L’explication la plus sensée est d'y voir une volonté du gouvernement d’exprimer sa dérive nationaliste à une population déjà chargée de vindicte patriotique. En effet, la société algérienne n’a jamais pris la question de la nationalité à la légère. La Présidence de la République exige non seulement la nationalité algérienne exclusive, mais également l’assurance que le détenteur du poste n’en ait jamais eu d’autre et que ses deux parents soient algériens. Le mythe du binational comme cinquième colonne est bel et bien présent dans l’imaginaire du pays, et sa prise en compte par le pouvoir semble lui donner substance.

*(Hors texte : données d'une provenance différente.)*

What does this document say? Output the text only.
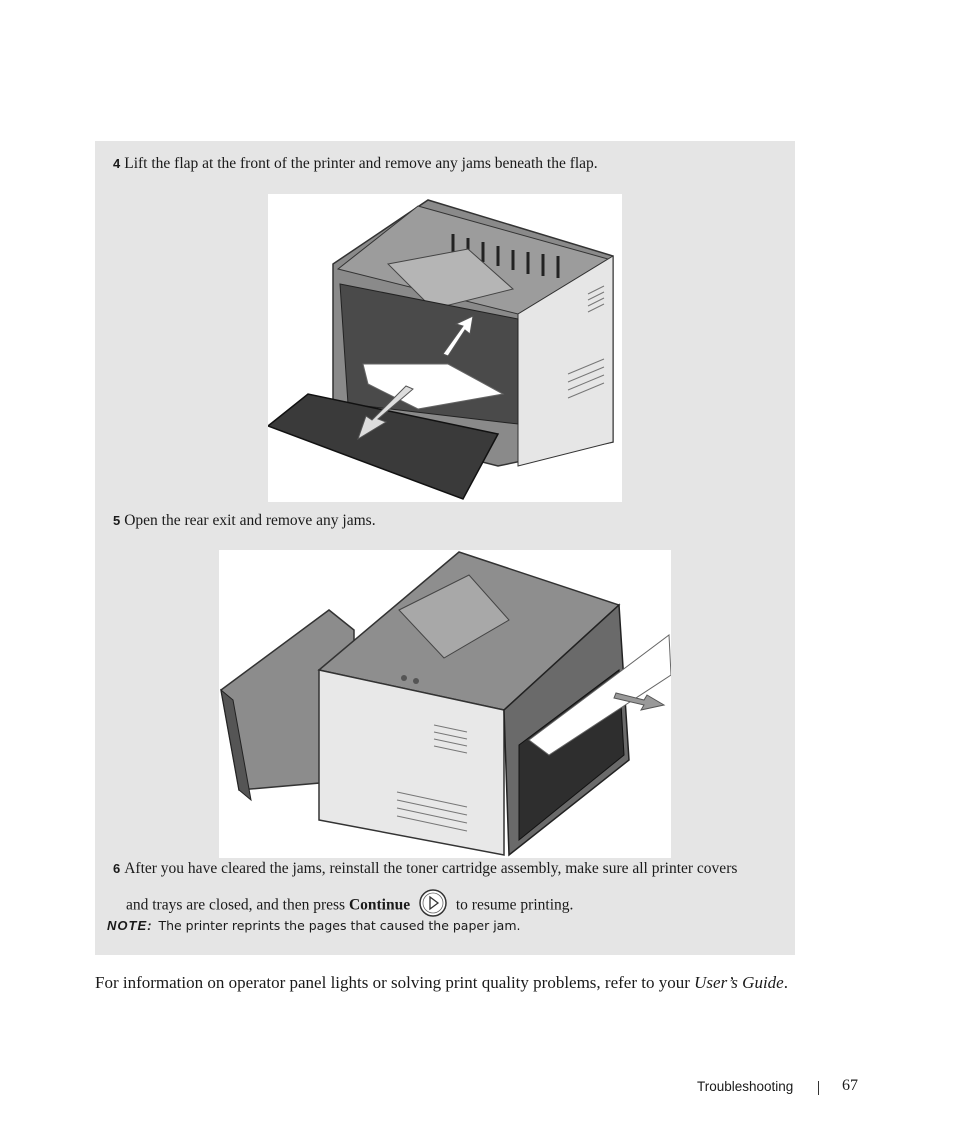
4 Lift the flap at the front of the printer and remove any jams beneath the flap.
5 Open the rear exit and remove any jams.
6 After you have cleared the jams, reinstall the toner cartridge assembly, make sure all printer covers
and trays are closed, and then press Continue	to resume printing.
NOTE: The printer reprints the pages that caused the paper jam.
For information on operator panel lights or solving print quality problems, refer to your User’s Guide.
Troubleshooting	67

L'instrumentalisation de la nationalité
Impossible d’ignorer enfin la concomitance des invitations française et algérienne à discriminer leur population commune. Si l’une d’entre elles n’a pas abouti (les propositions de révision constitutionnelle parmi lesquelles la polémique déchéance de nationalité ont été rejetées par le Sénat le 17 mars dernier), l’autre a au contraire trouvé sa place dans la nouvelle constitution algérienne. Qu’elle prenne la forme d’une lutte contre le terrorisme ou d’une défense de la souveraineté nationale, la méfiance envers les citoyens de deux ou trois pays ne relève plus du simple fait social, mais a monté jusqu’au coeur des projets constitutionnels. Quelle que soit l’excuse, le politique tente de s’emparer du capital symbolique de la nationalité pour redorer son image, ignorant les effets désastreux sur l’égalité entre citoyens et l’unité nationale.

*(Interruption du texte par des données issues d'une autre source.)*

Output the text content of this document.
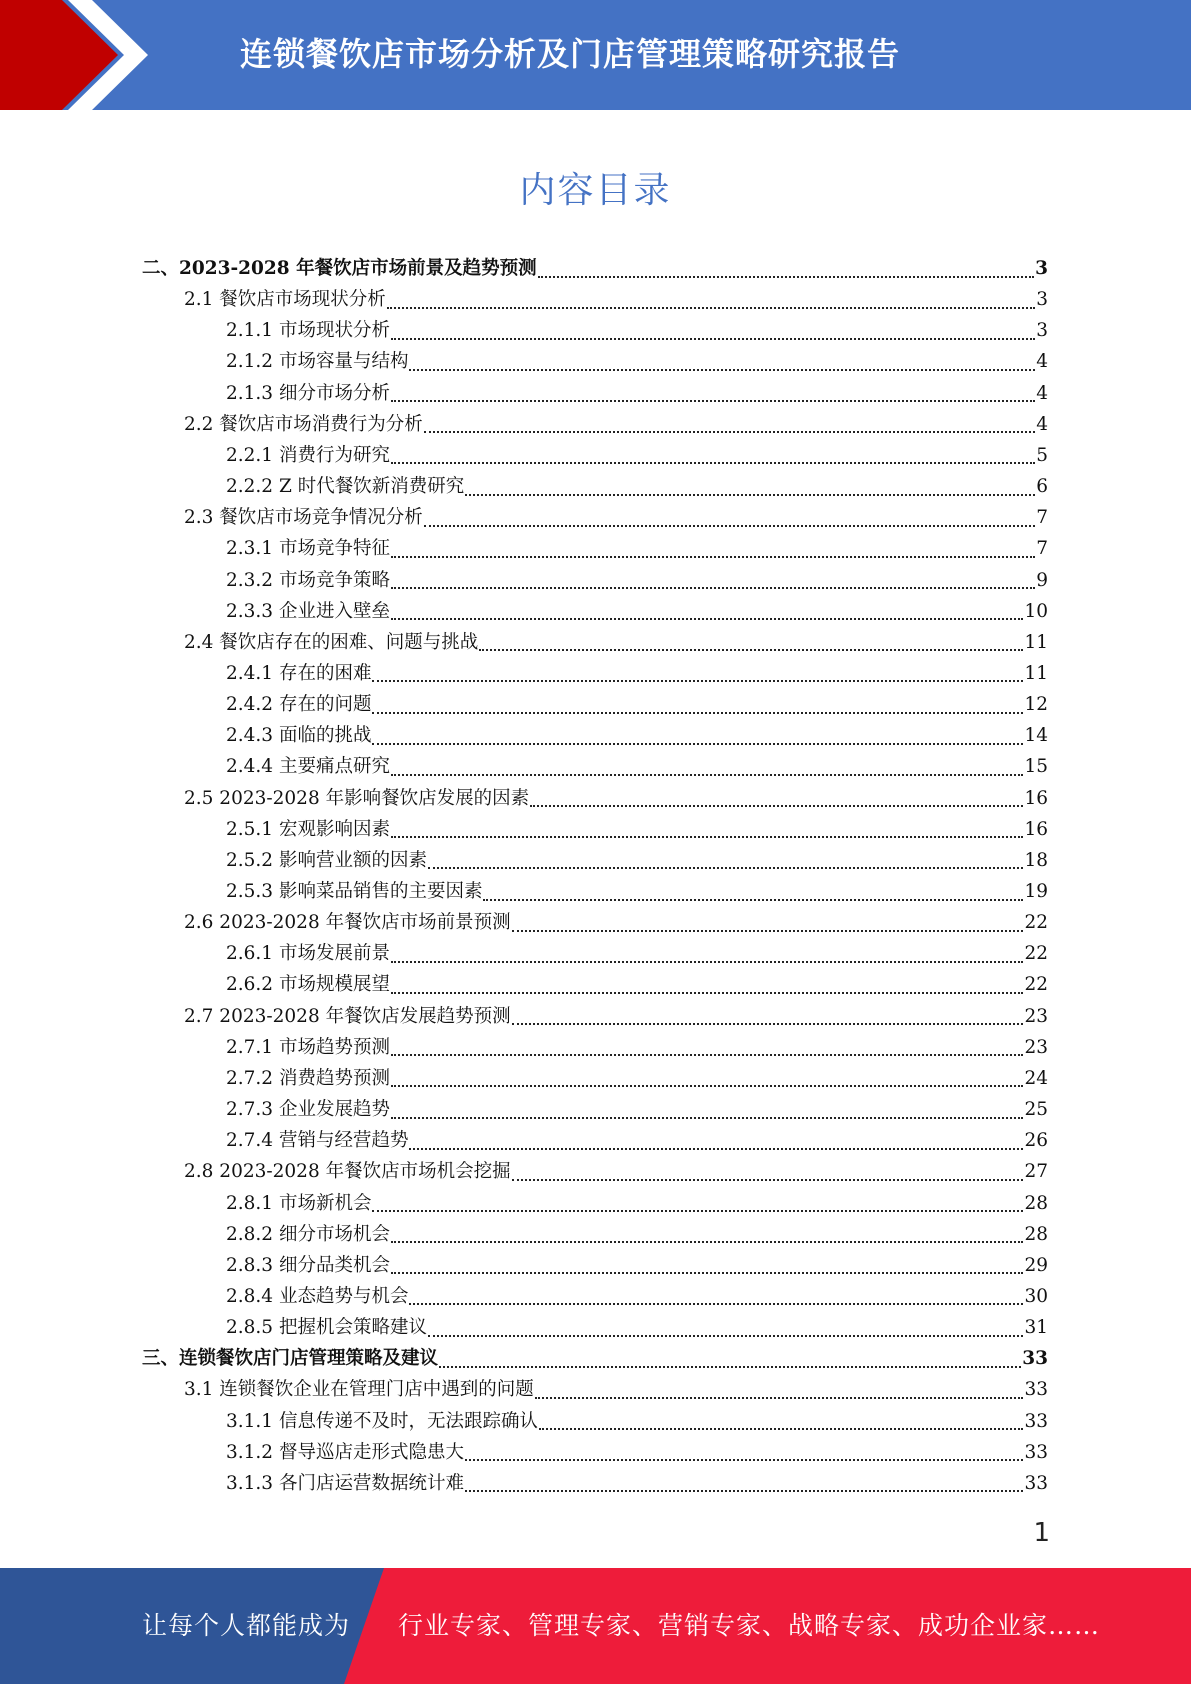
连锁餐饮店市场分析及门店管理策略研究报告
内容目录
二、2023-2028 年餐饮店市场前景及趋势预测	3
2.1 餐饮店市场现状分析	3
2.1.1 市场现状分析	3
2.1.2 市场容量与结构	4
2.1.3 细分市场分析	4
2.2 餐饮店市场消费行为分析	4
2.2.1 消费行为研究	5
2.2.2 Z 时代餐饮新消费研究	6
2.3 餐饮店市场竞争情况分析	7
2.3.1 市场竞争特征	7
2.3.2 市场竞争策略	9
2.3.3 企业进入壁垒	10
2.4 餐饮店存在的困难、问题与挑战	11
2.4.1 存在的困难	11
2.4.2 存在的问题	12
2.4.3 面临的挑战	14
2.4.4 主要痛点研究	15
2.5 2023-2028 年影响餐饮店发展的因素	16
2.5.1 宏观影响因素	16
2.5.2 影响营业额的因素	18
2.5.3 影响菜品销售的主要因素	19
2.6 2023-2028 年餐饮店市场前景预测	22
2.6.1 市场发展前景	22
2.6.2 市场规模展望	22
2.7 2023-2028 年餐饮店发展趋势预测	23
2.7.1 市场趋势预测	23
2.7.2 消费趋势预测	24
2.7.3 企业发展趋势	25
2.7.4 营销与经营趋势	26
2.8 2023-2028 年餐饮店市场机会挖掘	27
2.8.1 市场新机会	28
2.8.2 细分市场机会	28
2.8.3 细分品类机会	29
2.8.4 业态趋势与机会	30
2.8.5 把握机会策略建议	31
三、连锁餐饮店门店管理策略及建议	33
3.1 连锁餐饮企业在管理门店中遇到的问题	33
3.1.1 信息传递不及时，无法跟踪确认	33
3.1.2 督导巡店走形式隐患大	33
3.1.3 各门店运营数据统计难	33
1
让每个人都能成为 行业专家、管理专家、营销专家、战略专家、成功企业家……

Et ce tournant contre la population binationale est loin d’être isolé. Il y a deux jours, l’Australie déchoyait de sa nationalité un combattant libano-australien de Daesh dans le cadre d’une nouvelle loi antiterroriste. Marine Le Pen appelait le même jour les binationaux français à « choisir leur nationalité ». La Suisse se démène sur sa propre loi de naturalisation, ravivant le débat sur la possession de deux passeports par les binationaux. Toutes ces manifestations d'hostilité portent à croire qu'avoir le double de droits et de devoirs est suspicieux, voire dangereux.
Le vrai danger cependant est de prendre le binational pour un Cheval de Troie et ainsi aliéner une population que l’éloignement rend déjà vulnérable. Il faut croire que pour le gouvernement algérien, méfiance est mère de sûreté.